The first ASI campers I recall were 1973 Type 2 conversions. There may have been earlier models, but starting with the '73s it became impossible to find a Westfalia for sale new in the region. A good friend bought Pete Lovely VW's (Fife/Tacoma, WA) 1972 demonstrator Campmobile in early 1973, because they didn't have any '73 Campmobiles available (but plenty of ASIs).

Over the years the ASI conversions became (in my opinion) more and more like mini-motorhomes, and less like campers. ASI used their own poptop that is similar in appearance to Westfalia's, but actually quite different in execution. The cabinets, etc., were initially clones of Westfalia's designs, but diverged over the years. All of the fittings, hardware, etc. in ASI rigs are pretty standard mobile home/RV stuff.

Luke:

Mostly true. Every year the sales reps from Westfaliawerk would arrive in Portland to see what new things Knute was adding to his campers. Many of those ideas appeared in next year's Westfalia. They exchanged ideas on what hardware held up and what layout seemed to be popular. Westfalia also used off the shelf RV parts, some still available in European RV shops.

Fred:

I believe they converted Type 2s that were delivered to Riviera Motors by VW as Station Wagons. Two of my friends drive late-'70s ASI conversions.

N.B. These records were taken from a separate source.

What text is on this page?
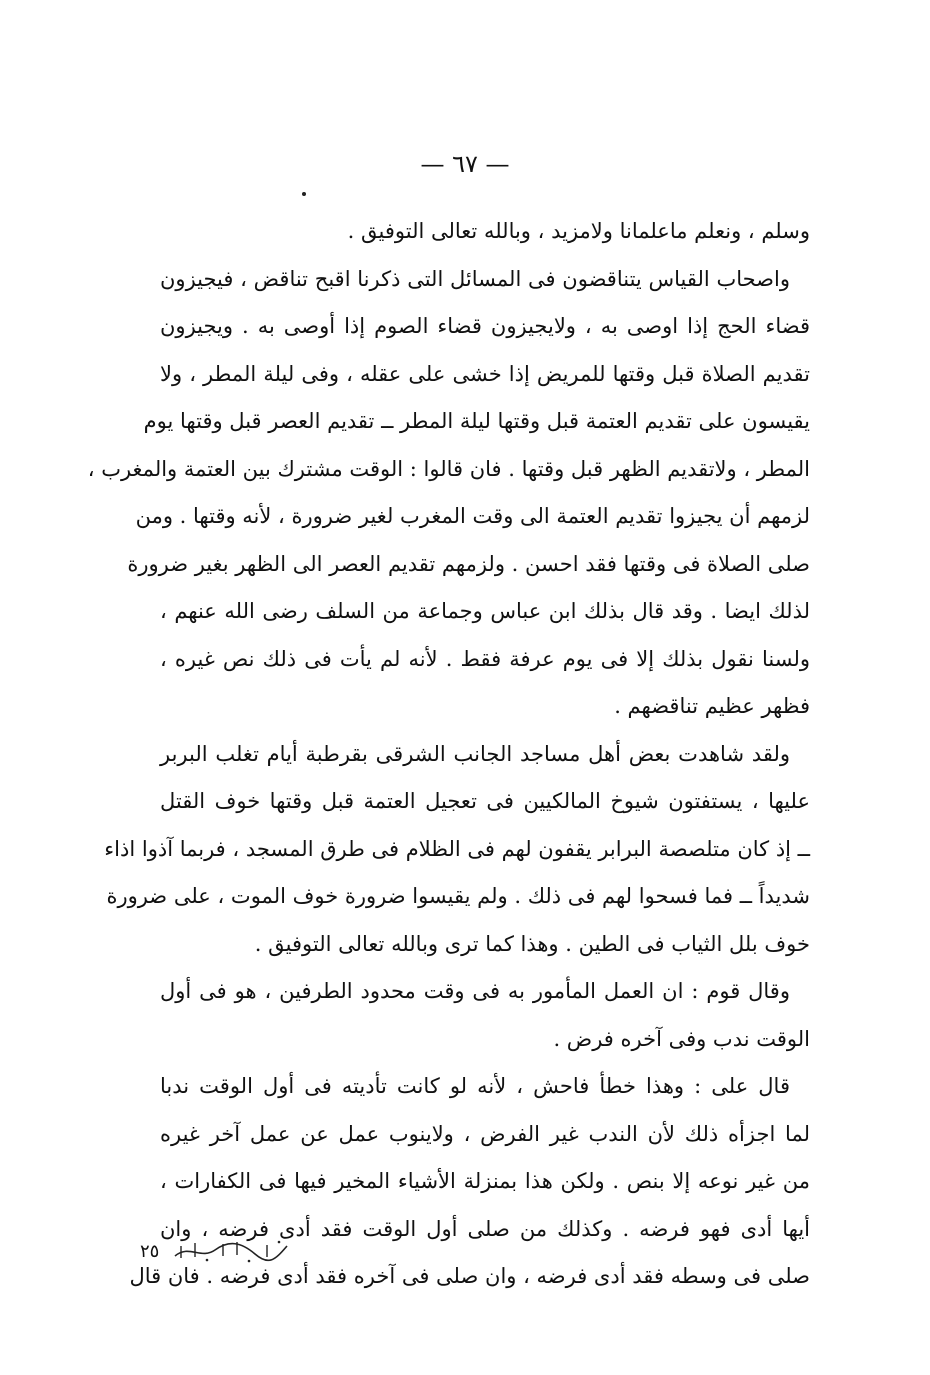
— ٦٧ —
وسلم ، ونعلم ماعلمانا ولامزيد ، وبالله تعالى التوفيق .
واصحاب القياس يتناقضون فى المسائل التى ذكرنا اقبح تناقض ، فيجيزون
قضاء الحج إذا اوصى به ، ولايجيزون قضاء الصوم إذا أوصى به . ويجيزون
تقديم الصلاة قبل وقتها للمريض إذا خشى على عقله ، وفى ليلة المطر ، ولا
يقيسون على تقديم العتمة قبل وقتها ليلة المطر ــ تقديم العصر قبل وقتها يوم
المطر ، ولاتقديم الظهر قبل وقتها . فان قالوا : الوقت مشترك بين العتمة والمغرب ،
لزمهم أن يجيزوا تقديم العتمة الى وقت المغرب لغير ضرورة ، لأنه وقتها . ومن
صلى الصلاة فى وقتها فقد احسن . ولزمهم تقديم العصر الى الظهر بغير ضرورة
لذلك ايضا . وقد قال بذلك ابن عباس وجماعة من السلف رضى الله عنهم ،
ولسنا نقول بذلك إلا فى يوم عرفة فقط . لأنه لم يأت فى ذلك نص غيره ،
فظهر عظيم تناقضهم .
ولقد شاهدت بعض أهل مساجد الجانب الشرقى بقرطبة أيام تغلب البربر
عليها ، يستفتون شيوخ المالكيين فى تعجيل العتمة قبل وقتها خوف القتل
ــ إذ كان متلصصة البرابر يقفون لهم فى الظلام فى طرق المسجد ، فربما آذوا اذاء
شديداً ــ فما فسحوا لهم فى ذلك . ولم يقيسوا ضرورة خوف الموت ، على ضرورة
خوف بلل الثياب فى الطين . وهذا كما ترى وبالله تعالى التوفيق .
وقال قوم : ان العمل المأمور به فى وقت محدود الطرفين ، هو فى أول
الوقت ندب وفى آخره فرض .
قال على : وهذا خطأ فاحش ، لأنه لو كانت تأديته فى أول الوقت ندبا
لما اجزأه ذلك لأن الندب غير الفرض ، ولاينوب عمل عن عمل آخر غيره
من غير نوعه إلا بنص . ولكن هذا بمنزلة الأشياء المخير فيها فى الكفارات ،
أيها أدى فهو فرضه . وكذلك من صلى أول الوقت فقد أدى فرضه ، وان
صلى فى وسطه فقد أدى فرضه ، وان صلى فى آخره فقد أدى فرضه . فان قال
٢٥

Theirs, and others I've looked over, show all the signs of having been built and fitted out as Station Wagons, then stripped by ASI and reincarnated as campers. I've never seen an ASI conversion with a reinforced chassis, for instance, but I have seen ones that clearly had originally been built with a sunroof.

Luke:

ASI campers, being much lighter than their German counterparts, usually did not require a belly pan. I've seen one that did, but as a double door panel, it would've had one anyway.

Fred:

If ASI continued converting VWs after the 1979 model year, I'm not aware of having seen one. That may be because I haven't really paid much attention to Vanagons.

Luke:

They continued on to the mid-80's. Al Lasko, son of the original cabinet maker, is still in business in Vancouver. He's been doing van conversions since demand for Vanagons petered out a few years ago. I've got him on video, looking over the interior of my Riviera and commenting on the originality of it.





1 comments:

Monty

When I bought BigBlu in 1969 (I think that was the year) it did not have the camper top. It was as you have it inside but with a fake wood roof which ran the entire length. When my ex-wife became pregnant with our first child we felt we needed more room in the bus. Thus the poptop (full length) was added by a company in Santa Cruz I think. We loved the addition since it added way more head room, sleeping room and storage. Plus I like the fact the raised roof was parallel to the body as opposed to the space-reducing unit you see on Westphalias.

Keep up the great commentary. Photos on the way in the not too distant future.